Additional performances run Nov. 15 and 16 plus Nov. 21 to 23 with a curtain at 7 p.m. as well.

Matinees will also be featured Nov. 17 and Nov. 24 at 2 p.m.

For tickets and information, check out www.bashawcommunitytheatre.com.

Bashaw Community Theatre has been producing plays for about 10 years now, explained Lori Miller, the troupe’s artistic and musical director. She added that with a range of local theatrical endeavours, Bashaw is really an arts-based community. “But it’s more than that — it’s about people coming together with intention to create a sense of belonging – that’s honestly what it is.

“We do it to create a safe place to be vulnerable, to create a a sense of belonging and something that is really impactful for the people involved and those watching.

“We hadn’t realized how many incredibly talented people are in this area and the surrounding area. They’ve really come together in a way that is a really beautiful thing,” she added. “You see results that take many ‘creative hands’ to bring about both on and off the stage. It’s an amazing thing to be a part of.”

As to Matilda, Miller is thrilled to be bringing it to the local stage.

“I love this play. My husband and I saw it in London five years ago, and I said to him then, I want to do that show! It’s full of character and life,” she said, adding that it didn’t come without its challenges. For starters, the vocal performances demand much in the way of tackling harmonies and expression in communicating the storyline.

“It was going to be a journey.”

According to the mtishows.com web site, Matilda is described as, ‘A little girl with astonishing wit, intelligence and psychokinetic powers.

“She’s unloved by her cruel parents but impresses her schoolteacher, the highly lovable Miss Honey. Over the course of her first term at school, Matilda and Miss Honey have a profound effect on each other’s lives, as Miss Honey begins not only to recognize but also appreciate Matilda’s extraordinary personality.

“Matilda’s school life isn’t completely smooth sailing, however – the school’s mean headmistress, Miss Trunchbull, hates children and just loves thinking up new punishments for those who don’t abide by her rules. But Matilda has courage and cleverness in equal amounts, and could be the school pupils’ saving grace!”

Meanwhile, Miller describes Matilda as a really funny play, but, “It’s beautiful too because it’s like all really good theatre.

“It’s a well-rounded story with well-rounded characters, with humour, some touching moments – just a great family play,” she said, adding there are 20 younger actors being featured, along with seven teens and a few adults, too.

“It’s a really strong cast.”

For Miller, being involved with community theatre is a gift all its own.

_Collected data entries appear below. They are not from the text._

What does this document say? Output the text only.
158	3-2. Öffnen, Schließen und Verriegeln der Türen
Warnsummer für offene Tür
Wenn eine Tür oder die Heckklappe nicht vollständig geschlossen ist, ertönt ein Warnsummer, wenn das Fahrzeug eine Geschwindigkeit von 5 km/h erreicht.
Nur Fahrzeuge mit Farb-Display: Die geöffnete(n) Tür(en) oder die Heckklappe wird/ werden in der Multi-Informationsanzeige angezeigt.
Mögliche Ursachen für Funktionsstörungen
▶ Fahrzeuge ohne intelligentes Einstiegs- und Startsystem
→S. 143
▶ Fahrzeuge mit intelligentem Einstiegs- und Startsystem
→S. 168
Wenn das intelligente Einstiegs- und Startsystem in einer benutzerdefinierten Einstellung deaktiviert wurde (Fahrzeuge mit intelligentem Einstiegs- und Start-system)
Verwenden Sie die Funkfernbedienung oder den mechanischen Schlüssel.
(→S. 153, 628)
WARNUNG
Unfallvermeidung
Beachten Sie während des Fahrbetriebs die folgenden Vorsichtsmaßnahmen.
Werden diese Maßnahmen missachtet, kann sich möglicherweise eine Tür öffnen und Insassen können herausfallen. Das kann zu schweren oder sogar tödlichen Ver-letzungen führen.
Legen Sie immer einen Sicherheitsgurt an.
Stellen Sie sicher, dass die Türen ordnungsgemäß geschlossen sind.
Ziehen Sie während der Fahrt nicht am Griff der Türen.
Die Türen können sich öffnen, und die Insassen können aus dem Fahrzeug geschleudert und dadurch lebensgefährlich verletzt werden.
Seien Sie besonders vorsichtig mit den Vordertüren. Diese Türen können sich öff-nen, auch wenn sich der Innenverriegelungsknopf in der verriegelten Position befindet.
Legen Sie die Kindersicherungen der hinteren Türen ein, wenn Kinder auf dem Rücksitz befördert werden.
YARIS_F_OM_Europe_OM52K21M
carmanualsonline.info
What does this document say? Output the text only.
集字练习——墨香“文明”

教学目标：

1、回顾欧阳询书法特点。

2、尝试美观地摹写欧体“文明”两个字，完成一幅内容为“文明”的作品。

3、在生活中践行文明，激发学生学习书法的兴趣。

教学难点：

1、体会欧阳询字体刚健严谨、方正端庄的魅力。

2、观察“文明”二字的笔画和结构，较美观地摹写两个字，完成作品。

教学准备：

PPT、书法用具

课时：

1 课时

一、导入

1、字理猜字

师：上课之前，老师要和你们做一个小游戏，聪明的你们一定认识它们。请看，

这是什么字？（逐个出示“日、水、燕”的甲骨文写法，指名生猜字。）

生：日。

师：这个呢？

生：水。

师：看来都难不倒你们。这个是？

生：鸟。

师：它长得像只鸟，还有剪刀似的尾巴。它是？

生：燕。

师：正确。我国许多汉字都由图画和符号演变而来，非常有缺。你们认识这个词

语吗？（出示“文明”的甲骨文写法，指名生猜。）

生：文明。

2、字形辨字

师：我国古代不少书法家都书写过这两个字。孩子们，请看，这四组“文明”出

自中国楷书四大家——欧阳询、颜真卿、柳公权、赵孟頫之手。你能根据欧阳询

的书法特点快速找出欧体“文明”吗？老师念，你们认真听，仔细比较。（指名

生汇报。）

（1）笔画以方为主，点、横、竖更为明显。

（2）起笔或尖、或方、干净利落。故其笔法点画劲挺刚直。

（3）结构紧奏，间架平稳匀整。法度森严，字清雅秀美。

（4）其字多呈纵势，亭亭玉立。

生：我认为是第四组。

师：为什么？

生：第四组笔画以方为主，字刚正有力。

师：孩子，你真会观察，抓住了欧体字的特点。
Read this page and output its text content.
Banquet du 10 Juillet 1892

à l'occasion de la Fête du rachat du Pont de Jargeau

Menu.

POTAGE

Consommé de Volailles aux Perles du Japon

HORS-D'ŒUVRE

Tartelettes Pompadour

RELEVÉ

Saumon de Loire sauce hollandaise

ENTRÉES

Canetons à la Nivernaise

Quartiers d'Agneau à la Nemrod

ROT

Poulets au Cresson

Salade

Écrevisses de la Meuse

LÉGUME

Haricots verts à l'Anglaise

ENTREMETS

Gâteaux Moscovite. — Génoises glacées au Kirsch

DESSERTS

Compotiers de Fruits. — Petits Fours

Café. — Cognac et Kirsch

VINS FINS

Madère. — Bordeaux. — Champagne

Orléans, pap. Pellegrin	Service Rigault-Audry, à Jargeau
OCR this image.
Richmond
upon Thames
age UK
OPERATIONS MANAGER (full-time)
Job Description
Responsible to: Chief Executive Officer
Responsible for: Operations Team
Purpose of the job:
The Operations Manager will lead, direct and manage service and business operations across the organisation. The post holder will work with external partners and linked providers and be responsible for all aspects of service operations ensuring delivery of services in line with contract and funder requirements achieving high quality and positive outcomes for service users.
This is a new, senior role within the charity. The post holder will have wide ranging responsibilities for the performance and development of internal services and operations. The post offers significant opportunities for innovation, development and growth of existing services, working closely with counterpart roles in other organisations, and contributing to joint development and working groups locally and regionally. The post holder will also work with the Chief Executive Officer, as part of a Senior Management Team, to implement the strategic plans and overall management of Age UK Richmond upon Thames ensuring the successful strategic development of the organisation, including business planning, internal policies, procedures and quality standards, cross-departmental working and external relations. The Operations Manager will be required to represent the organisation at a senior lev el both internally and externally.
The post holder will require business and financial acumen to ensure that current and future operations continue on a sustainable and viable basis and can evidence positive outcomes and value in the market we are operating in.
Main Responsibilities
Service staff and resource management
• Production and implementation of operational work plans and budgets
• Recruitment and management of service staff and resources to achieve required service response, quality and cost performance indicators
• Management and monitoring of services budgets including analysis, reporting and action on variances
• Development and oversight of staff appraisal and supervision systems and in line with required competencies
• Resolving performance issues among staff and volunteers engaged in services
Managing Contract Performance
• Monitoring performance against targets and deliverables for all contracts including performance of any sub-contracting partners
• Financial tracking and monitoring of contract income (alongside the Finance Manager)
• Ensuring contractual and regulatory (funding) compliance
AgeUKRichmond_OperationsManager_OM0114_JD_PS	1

“I just have a love for people and a love for doing this, which has resulted in lots of experiences of doing this. I think you can approach anything knowing that there is joy and sometimes a tough journey ahead. But just caring for the people along the way and throughout it, you’ve got it ‘made in the shade’ when you do that.”

Also, in approaching what is essentially a classic story, Miller fundamentally knows what she wants to see with a given production. “I usually have a pretty good vision of what I think it will become,” she said. “But you stay open to people, to ideas and to moments that happen, and you think, ‘Oh my gosh – I hadn’t even looked at it that way!

“In this case, there has been really strong collaboration.”

When all is said and done, Miller hopes folks leave the show with a renewed sense of joy, hope, belonging and wonder.

“Any good play is a reflection of us,” she added. “It’s that collective ‘knowing’ where you get to escape into joy, belonging and laughter, and tears as well. I truly hope they leave with a sense of joy,” she added. “I know they will. It’s just that good of a play.”